DeFi Protocols Exactly and Harbor Attacked in Separate Hacks
DeFi Exactly And Harbor Protocols Were Separately Attacked
On August 18, decentralized finance (DeFi) platforms Exactly and Harbor suffered separate attacks, as reported by blockchain security firms DeDotFi and PeckShield.
The exploits resulted in the theft of 4,323.6 Ether (ETH), equivalent to almost $7.3 million at the time, from Exactly Protocol. The hackers then moved 1,490 ETH through the Across Protocol and 2,832.92 ETH to the Ethereum network via Optimism Bridge.
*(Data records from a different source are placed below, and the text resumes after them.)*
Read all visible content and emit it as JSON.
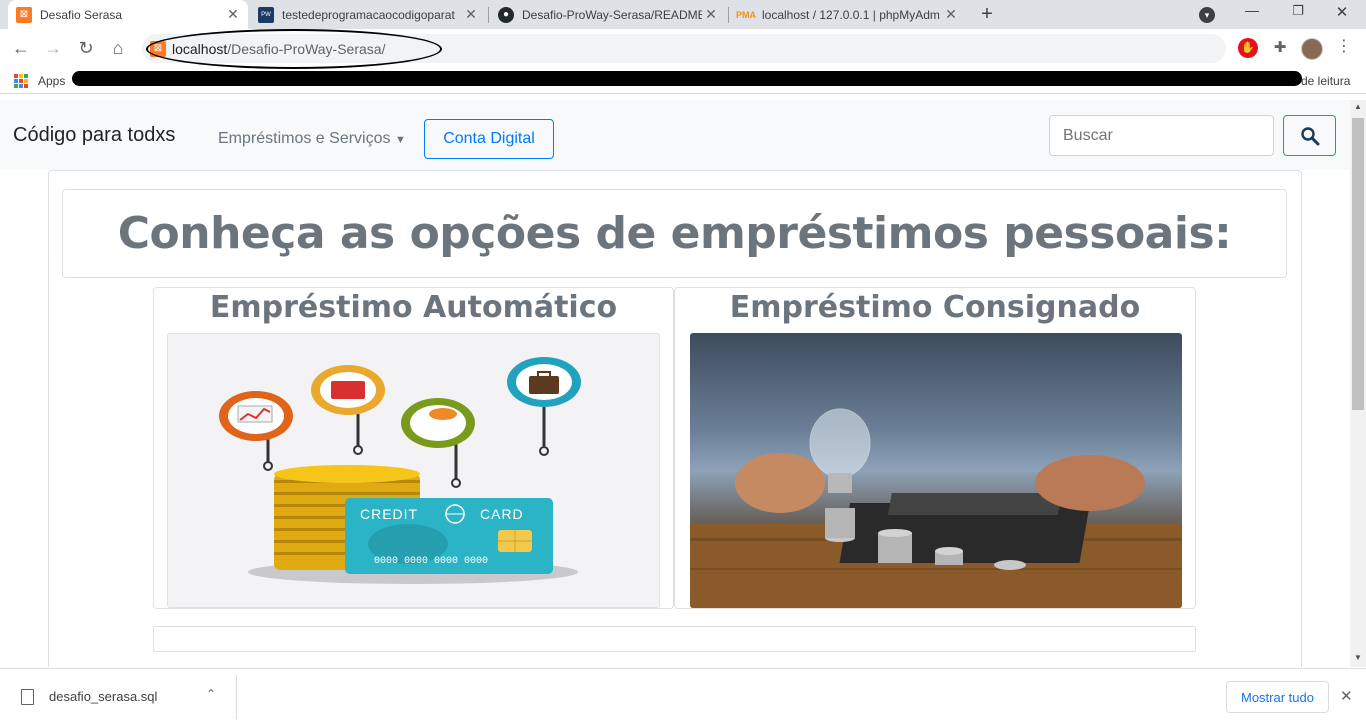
{
  "browser": {
    "tabs": [
      {
        "title": "Desafio Serasa",
        "active": true
      },
      {
        "title": "testedeprogramacaocodigoparat"
      },
      {
        "title": "Desafio-ProWay-Serasa/README"
      },
      {
        "title": "localhost / 127.0.0.1 | phpMyAdm"
      }
    ],
    "new_tab": "+",
    "url_host": "localhost",
    "url_path": "/Desafio-ProWay-Serasa/",
    "bookmarks": {
      "apps_label": "Apps",
      "reading_list": "de leitura"
    }
  },
  "navbar": {
    "brand": "Código para todxs",
    "dropdown": "Empréstimos e Serviços",
    "digital_button": "Conta Digital",
    "search_placeholder": "Buscar"
  },
  "main": {
    "heading": "Conheça as opções de empréstimos pessoais:",
    "cards": [
      {
        "title": "Empréstimo Automático",
        "card_text_1": "CREDIT",
        "card_text_2": "CARD",
        "card_number": "0000 0000 0000 0000"
      },
      {
        "title": "Empréstimo Consignado"
      }
    ]
  },
  "downloads": {
    "file_name": "desafio_serasa.sql",
    "show_all": "Mostrar tudo"
  },
  "colors": {
    "heading": "#6c757d",
    "accent": "#007bff",
    "success": "#28a745"
  }
}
Exactly Protocol operates as a crypto lender on the Optimism network. Although initial reports indicated around 7,160 ETH (nearly $12 million) was stolen, this figure was later adjusted. The attacker targeted the DebtManager contract by exploiting a malicious market contract address, evading the permit check, and executing a harmful deposit function. The protocol filed a police report and aims to communicate with the attackers for the return of the assets.
In a separate incident, interchain stablecoin protocol Harbor fell victim to an attack that resulted in losses from its stable-mint and various vaults containing stOSMO, LUNA, and WMATIC. The exact amount stolen remains unknown, and Harbor is actively tracing funds and assessing the extent of the losses.
Prior DeFi incidents include a vulnerability in the Vyper programming language leading to the theft of over $61 million from Curve Finance’s stablecoin pools, as well as losses suffered by Earn.Finance and Zunami Protocol, totaling at least $287,000 and $2.1 million, respectively.